The Farm Bill should be good news for farmers, covering, as it usually does, subsidies for them and, through the food stamps programme, for the poor. The previous bill included direct subsidies for farmers to the tune of $7bn a year, a land-conservation programme costing some $5bn and crop insurance, which comes at a price tag of up to $8bn. In the past, a deal between Republicans and Democrats has ensured that both farmers and poor people got their cash. But the farmers are worried, this time round, that Republicans are more determined to cut welfare and less concerned to protect farmers than they used to be. Not long ago, Mr Trump suggested cutting crop insurance by a third.
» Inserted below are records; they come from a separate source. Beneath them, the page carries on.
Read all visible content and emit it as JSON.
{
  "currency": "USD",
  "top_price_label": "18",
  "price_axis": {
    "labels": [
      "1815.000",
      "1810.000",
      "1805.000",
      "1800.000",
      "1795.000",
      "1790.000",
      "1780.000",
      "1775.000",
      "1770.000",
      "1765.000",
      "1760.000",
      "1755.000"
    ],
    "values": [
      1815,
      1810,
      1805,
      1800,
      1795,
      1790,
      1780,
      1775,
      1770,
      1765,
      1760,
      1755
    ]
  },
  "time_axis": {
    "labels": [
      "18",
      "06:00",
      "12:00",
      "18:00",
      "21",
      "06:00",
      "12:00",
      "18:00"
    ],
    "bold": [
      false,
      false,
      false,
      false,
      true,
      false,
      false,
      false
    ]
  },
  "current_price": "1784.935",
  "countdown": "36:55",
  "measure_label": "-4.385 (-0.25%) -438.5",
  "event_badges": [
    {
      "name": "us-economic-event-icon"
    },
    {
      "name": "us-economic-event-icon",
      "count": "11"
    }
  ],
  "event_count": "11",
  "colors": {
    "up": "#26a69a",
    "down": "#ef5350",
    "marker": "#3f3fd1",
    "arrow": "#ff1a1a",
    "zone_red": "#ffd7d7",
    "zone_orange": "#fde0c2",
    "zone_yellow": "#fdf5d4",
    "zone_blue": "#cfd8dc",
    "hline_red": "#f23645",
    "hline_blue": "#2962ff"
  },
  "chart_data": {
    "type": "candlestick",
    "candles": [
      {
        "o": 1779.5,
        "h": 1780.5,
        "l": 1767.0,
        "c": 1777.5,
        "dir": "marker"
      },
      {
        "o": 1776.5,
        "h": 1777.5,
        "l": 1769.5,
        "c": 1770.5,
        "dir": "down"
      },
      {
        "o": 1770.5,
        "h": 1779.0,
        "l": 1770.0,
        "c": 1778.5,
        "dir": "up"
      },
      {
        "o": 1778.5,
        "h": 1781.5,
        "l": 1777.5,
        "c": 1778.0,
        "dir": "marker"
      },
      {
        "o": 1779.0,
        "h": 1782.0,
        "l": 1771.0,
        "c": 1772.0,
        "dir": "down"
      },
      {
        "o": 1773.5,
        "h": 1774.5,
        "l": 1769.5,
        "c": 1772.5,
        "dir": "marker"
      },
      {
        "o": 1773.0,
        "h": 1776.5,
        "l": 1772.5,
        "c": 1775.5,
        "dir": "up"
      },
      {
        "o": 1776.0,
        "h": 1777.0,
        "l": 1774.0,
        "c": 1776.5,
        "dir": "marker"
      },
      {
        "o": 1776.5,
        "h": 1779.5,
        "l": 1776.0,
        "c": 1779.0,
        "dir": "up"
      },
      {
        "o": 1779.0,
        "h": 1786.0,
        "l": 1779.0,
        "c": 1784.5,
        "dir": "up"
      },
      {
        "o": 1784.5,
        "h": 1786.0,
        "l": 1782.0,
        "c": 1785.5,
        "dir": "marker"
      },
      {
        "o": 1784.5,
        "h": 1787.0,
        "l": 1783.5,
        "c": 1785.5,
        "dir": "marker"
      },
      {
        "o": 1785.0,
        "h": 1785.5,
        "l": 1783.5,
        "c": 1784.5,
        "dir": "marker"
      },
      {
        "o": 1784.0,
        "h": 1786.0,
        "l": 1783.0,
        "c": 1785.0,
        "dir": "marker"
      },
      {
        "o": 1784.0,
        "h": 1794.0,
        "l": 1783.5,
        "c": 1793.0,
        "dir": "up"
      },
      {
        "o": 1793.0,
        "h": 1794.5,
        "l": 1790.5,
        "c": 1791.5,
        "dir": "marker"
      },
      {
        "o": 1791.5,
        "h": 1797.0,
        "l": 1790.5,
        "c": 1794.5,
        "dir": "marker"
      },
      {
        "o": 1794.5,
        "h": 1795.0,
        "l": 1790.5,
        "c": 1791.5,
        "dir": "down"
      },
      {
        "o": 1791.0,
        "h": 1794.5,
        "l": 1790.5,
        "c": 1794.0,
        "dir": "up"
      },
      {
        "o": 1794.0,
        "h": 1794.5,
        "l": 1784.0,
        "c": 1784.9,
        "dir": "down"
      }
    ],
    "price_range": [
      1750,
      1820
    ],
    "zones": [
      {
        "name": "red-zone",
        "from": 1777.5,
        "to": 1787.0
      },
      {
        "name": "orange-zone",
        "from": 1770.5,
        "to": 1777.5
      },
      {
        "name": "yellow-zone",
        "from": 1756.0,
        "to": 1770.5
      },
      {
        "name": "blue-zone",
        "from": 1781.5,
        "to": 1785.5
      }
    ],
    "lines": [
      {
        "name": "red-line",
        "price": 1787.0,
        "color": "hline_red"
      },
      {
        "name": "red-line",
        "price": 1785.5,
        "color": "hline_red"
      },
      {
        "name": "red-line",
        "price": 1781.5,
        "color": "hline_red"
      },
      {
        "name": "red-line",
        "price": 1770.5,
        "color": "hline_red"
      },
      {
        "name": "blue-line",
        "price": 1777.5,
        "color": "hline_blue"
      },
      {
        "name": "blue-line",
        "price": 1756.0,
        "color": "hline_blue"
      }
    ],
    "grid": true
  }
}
Michael Conway, the congressman who submitted the bill, did not include the suggestion in his draft, but conservative groups such as the Heritage Foundation have lambasted the bill for, in their view, doing nothing to cut wasteful subsidy programmes. It will be bitterly debated over the coming months.
But trade is the farmers’ biggest worry. Mr Trump has pulled out of the Trans-Pacific Partnership (TPP), a colossal trade agreement between 12 Pacific Rim countries, threatened to leave the North American Free-Trade Agreement and slapped tariffs on imports of steel (25%) and aluminium (10%). All those moves are problematic for agriculture. Mr Tosh says that he has already been hit by the steel and aluminium tariffs. He is planning to increase his herd of pigs from 750,000 to 950,000 and the costs of the new barns needed have gone through the roof thanks to the higher price of rebar, a steel rod for reinforcing concrete. He expects to be hit even harder by the 25% tariff on American pork imposed by the Chinese government on April 2nd in retaliation for Mr Trump’s tariffs.
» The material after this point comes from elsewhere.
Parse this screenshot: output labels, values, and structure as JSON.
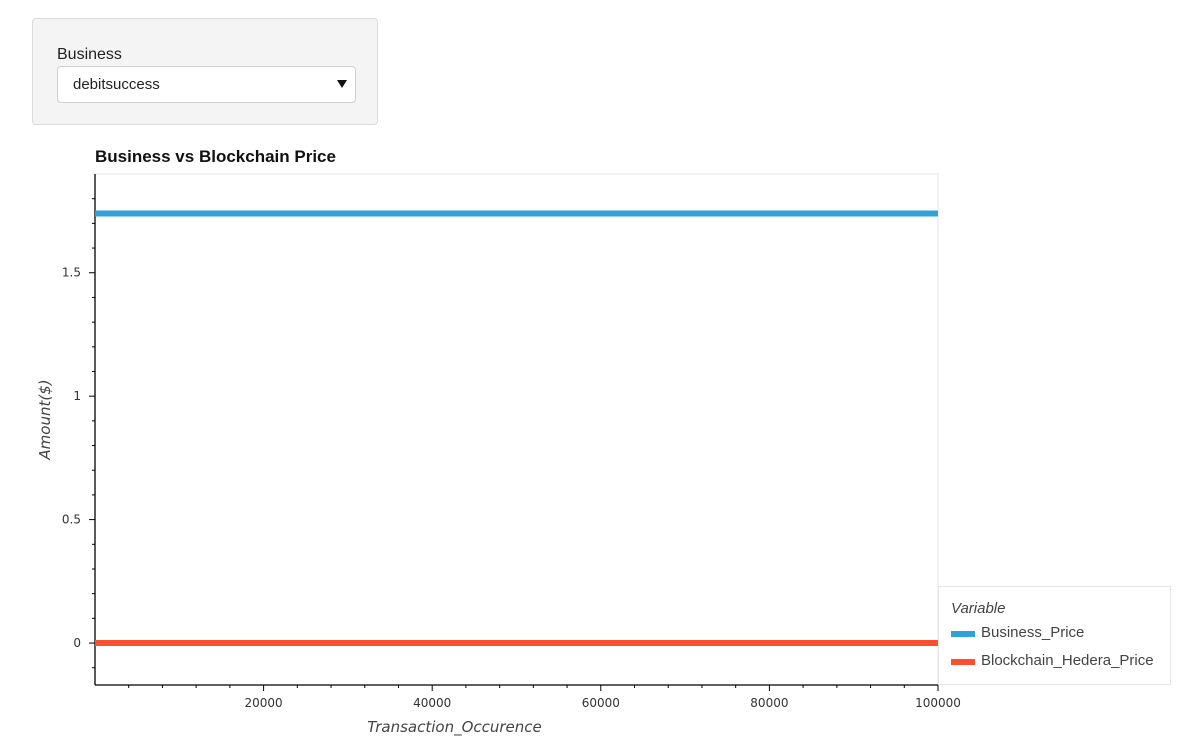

China is the third-largest market for American pigs and the biggest market for variety meats (pig feet, livers and hearts), which most Americans do not eat. Last year America sold China 496,000 tonnes of pork worth $1.1bn, or 20% of total pork exports. Farmers expect to lose most if not all of this business. Domestic prices are, as a result, expected to fall by $6-8 per pig. In Mr Tosh’s case this will translate into a loss of up to $6m a year.
Soyabean farmers stand to lose even more than their peers farming livestock or other crops. One-quarter of their production is exported to China. With prices of soyabeans languishing at $10 a bushel (compared with $17 in 2013) they cannot afford to lose their biggest export market to Brazil and Argentina.